The vast majority of people who test positive in the community are unvaccinated young people.

“This is terrible,” Miller said.

The Canadian Armed Forces set up an isolation dome at Kashechewan First Nation. (Leo Friday/Provided)

It was said on Friday that many young people who were infected had asthma because they lived in moldy houses.

“I am particularly worried about my children because there are too many people in my family,” said Friday.

Additional military support was deployed to the community last week. Miller said the ground personnel included 17 nurses, 4 paramedics, 10 mental health providers, 16 Canadian Red Cross team members, 14 Canadian Rangers and 13 Canadian Armed Forces soldiers.

Miller said the military has set up temporary isolation units, including six medical domes used to isolate and treat patients.

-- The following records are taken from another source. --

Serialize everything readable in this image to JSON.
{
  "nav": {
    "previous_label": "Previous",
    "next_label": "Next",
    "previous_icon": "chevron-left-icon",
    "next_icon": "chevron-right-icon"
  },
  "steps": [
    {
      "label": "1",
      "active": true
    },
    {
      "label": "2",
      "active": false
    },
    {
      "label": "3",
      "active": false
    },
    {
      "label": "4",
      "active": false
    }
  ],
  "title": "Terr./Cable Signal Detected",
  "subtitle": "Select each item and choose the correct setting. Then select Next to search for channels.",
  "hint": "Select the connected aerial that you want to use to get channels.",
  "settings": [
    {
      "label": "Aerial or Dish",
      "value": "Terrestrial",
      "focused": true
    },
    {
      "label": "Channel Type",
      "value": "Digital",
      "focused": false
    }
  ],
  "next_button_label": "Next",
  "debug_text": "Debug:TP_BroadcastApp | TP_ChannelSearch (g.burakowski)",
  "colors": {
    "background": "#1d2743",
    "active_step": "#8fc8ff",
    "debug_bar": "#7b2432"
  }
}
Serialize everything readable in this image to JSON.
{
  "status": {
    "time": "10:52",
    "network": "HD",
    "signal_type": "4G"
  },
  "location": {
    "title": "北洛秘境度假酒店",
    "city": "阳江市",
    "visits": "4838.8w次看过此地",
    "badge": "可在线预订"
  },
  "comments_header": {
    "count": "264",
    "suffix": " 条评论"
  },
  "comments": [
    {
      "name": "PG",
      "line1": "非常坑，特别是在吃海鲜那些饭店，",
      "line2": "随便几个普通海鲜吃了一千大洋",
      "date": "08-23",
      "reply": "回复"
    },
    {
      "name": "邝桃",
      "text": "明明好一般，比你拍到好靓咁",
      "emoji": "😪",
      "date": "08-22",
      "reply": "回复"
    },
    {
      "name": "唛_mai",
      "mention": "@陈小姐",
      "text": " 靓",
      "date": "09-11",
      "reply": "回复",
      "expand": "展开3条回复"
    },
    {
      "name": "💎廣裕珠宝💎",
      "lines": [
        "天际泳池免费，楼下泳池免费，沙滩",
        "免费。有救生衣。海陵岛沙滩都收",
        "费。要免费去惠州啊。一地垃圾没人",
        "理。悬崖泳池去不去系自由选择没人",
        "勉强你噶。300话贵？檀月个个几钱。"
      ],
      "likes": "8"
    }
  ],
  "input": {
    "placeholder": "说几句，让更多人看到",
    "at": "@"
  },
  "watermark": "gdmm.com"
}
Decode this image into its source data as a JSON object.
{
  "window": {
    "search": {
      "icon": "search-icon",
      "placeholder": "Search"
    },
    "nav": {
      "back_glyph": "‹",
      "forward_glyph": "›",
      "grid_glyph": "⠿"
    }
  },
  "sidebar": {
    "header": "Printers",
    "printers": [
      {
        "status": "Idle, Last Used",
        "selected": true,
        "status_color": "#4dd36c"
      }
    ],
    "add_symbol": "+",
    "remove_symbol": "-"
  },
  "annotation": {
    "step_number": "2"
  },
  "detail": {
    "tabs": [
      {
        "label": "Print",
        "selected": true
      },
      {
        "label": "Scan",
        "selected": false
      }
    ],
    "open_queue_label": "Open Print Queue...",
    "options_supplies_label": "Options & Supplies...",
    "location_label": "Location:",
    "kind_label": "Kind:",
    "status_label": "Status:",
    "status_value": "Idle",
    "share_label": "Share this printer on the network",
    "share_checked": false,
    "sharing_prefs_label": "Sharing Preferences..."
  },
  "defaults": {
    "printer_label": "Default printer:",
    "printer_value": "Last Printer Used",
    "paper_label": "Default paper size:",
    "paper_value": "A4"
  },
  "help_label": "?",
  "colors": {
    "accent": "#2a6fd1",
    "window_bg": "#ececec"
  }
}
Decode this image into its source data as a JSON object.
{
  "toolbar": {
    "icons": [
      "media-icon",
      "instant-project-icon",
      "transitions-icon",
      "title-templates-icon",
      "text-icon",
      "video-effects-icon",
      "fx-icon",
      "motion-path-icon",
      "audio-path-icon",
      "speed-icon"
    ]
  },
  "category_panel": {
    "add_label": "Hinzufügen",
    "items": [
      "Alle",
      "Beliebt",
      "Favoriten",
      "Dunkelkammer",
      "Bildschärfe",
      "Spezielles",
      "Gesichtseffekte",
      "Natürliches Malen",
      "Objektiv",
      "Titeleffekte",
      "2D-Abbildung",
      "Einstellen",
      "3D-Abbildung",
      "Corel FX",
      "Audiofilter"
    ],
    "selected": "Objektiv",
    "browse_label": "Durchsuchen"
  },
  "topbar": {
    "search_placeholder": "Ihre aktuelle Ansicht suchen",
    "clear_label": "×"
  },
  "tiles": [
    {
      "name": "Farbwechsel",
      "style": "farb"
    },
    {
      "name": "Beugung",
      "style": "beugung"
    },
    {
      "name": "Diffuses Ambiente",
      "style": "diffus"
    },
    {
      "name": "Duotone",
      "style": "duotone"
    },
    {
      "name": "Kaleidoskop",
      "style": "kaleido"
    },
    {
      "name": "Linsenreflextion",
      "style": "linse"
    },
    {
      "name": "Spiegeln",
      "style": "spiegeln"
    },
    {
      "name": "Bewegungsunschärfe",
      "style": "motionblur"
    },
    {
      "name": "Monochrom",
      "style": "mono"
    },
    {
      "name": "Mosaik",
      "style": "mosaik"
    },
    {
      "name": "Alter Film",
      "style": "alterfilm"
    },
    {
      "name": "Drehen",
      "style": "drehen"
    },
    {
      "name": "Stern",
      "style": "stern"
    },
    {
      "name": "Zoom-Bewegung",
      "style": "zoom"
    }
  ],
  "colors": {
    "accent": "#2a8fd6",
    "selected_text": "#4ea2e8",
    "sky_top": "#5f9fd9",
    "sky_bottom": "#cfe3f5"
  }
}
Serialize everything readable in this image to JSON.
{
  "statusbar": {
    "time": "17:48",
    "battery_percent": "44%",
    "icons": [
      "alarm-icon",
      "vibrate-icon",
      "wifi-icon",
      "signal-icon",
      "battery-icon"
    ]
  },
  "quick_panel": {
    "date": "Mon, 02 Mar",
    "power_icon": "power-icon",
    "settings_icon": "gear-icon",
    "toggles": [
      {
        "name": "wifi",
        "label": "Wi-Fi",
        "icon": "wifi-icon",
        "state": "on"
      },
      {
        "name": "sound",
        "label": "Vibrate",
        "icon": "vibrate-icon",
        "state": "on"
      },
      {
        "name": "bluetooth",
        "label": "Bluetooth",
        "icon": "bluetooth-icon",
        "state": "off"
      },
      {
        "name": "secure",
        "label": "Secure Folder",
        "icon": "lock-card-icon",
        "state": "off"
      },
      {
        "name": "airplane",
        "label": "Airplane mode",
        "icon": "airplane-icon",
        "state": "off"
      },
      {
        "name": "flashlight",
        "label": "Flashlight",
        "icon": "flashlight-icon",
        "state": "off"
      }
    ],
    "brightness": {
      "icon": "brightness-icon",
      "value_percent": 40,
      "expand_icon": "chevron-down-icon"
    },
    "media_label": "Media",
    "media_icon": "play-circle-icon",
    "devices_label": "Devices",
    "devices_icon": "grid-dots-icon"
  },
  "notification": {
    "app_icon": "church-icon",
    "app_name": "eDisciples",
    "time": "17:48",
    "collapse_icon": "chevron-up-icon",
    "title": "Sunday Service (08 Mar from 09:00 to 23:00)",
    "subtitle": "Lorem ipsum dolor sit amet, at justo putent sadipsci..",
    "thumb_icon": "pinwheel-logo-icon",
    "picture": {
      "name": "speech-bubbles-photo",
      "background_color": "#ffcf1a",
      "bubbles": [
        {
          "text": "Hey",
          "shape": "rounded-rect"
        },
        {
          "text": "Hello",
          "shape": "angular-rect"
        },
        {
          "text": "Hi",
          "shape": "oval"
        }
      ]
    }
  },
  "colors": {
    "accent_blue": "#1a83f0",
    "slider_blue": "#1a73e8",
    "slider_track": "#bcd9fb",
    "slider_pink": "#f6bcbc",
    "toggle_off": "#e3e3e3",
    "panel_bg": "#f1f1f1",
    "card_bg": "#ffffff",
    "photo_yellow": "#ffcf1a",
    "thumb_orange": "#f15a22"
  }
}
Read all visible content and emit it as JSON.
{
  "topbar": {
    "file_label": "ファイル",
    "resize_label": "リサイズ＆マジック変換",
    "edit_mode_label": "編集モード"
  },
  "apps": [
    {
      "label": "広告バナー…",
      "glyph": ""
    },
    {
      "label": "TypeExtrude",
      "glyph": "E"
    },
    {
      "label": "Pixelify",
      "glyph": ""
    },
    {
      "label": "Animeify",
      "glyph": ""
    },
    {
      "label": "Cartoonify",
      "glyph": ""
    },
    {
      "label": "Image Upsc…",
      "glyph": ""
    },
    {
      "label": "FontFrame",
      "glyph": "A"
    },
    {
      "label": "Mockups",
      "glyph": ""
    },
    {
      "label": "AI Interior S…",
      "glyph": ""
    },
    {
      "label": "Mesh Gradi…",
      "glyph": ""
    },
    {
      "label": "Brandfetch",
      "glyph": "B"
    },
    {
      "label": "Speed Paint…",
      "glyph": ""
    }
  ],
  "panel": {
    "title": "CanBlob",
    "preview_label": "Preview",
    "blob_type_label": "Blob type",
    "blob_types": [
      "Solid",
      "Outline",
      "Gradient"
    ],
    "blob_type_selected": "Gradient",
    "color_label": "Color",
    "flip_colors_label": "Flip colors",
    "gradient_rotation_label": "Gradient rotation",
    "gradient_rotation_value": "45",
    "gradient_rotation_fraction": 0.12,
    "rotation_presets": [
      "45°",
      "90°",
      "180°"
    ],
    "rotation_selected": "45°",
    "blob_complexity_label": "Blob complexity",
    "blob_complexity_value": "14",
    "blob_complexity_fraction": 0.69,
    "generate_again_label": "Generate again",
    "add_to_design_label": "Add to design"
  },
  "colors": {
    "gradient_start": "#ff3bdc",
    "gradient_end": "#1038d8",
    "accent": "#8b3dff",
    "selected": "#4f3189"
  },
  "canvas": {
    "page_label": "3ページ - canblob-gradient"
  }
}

It said on Friday that the military is delivering mail and drugs to communities that are still under lockdown.

The COVID-19 outbreak broke out in person on Friday. His 40-year-old nephew was in a coma after being infected in a hospital in Sudbury, Ontario.

“He may not succeed, and the doctor doesn’t know what will happen,” said Friday.

The chief is still waiting for the coroner’s report on whether a man in his 40s died on Tuesday due to COVID-19.

Friday said that at least 15 community members were airlifted out of Kashechewan for treatment.

Chief wants to speed up the relocation plan

Evacuation is common in the community and is threatened by flooding caused by the spring ice burst of the Albany River every year.

For decades, Kashechwan has been calling for relocation. Has selected a location approximately 30 kilometers south of its current location.

community Signed framework agreements with Ottawa and Ontario in 2019 Plan to relocate.

Miller’s office stated that it is discussing the transfer of provincial lands to Canada in order to designate them as Kashechewan reservations with the province and neighboring natives of Fort Albany.

The department also stated that it is working with the community to hire a project manager for the detailed planning phase.

Kashechewan Chief Leo Friday (middle) hopes that the federal government will provide more housing. (Canada Media/Adrian Wilder)

A statement from Miller’s office said: “In the context of seasonal flooding and COVID-19, the health and safety of Kaschevan and Fort Albany is our top priority.”

“We remain committed to working with the two communities on their respective priorities.”

Miller said he was in talks with Friday to speed up the relocation plan, which was slowed down by the pandemic.

On Friday he said he would like to see the government take faster action.

“It won’t go anywhere,” said Friday. “It’s really difficult for people who want to move to a better place to live.”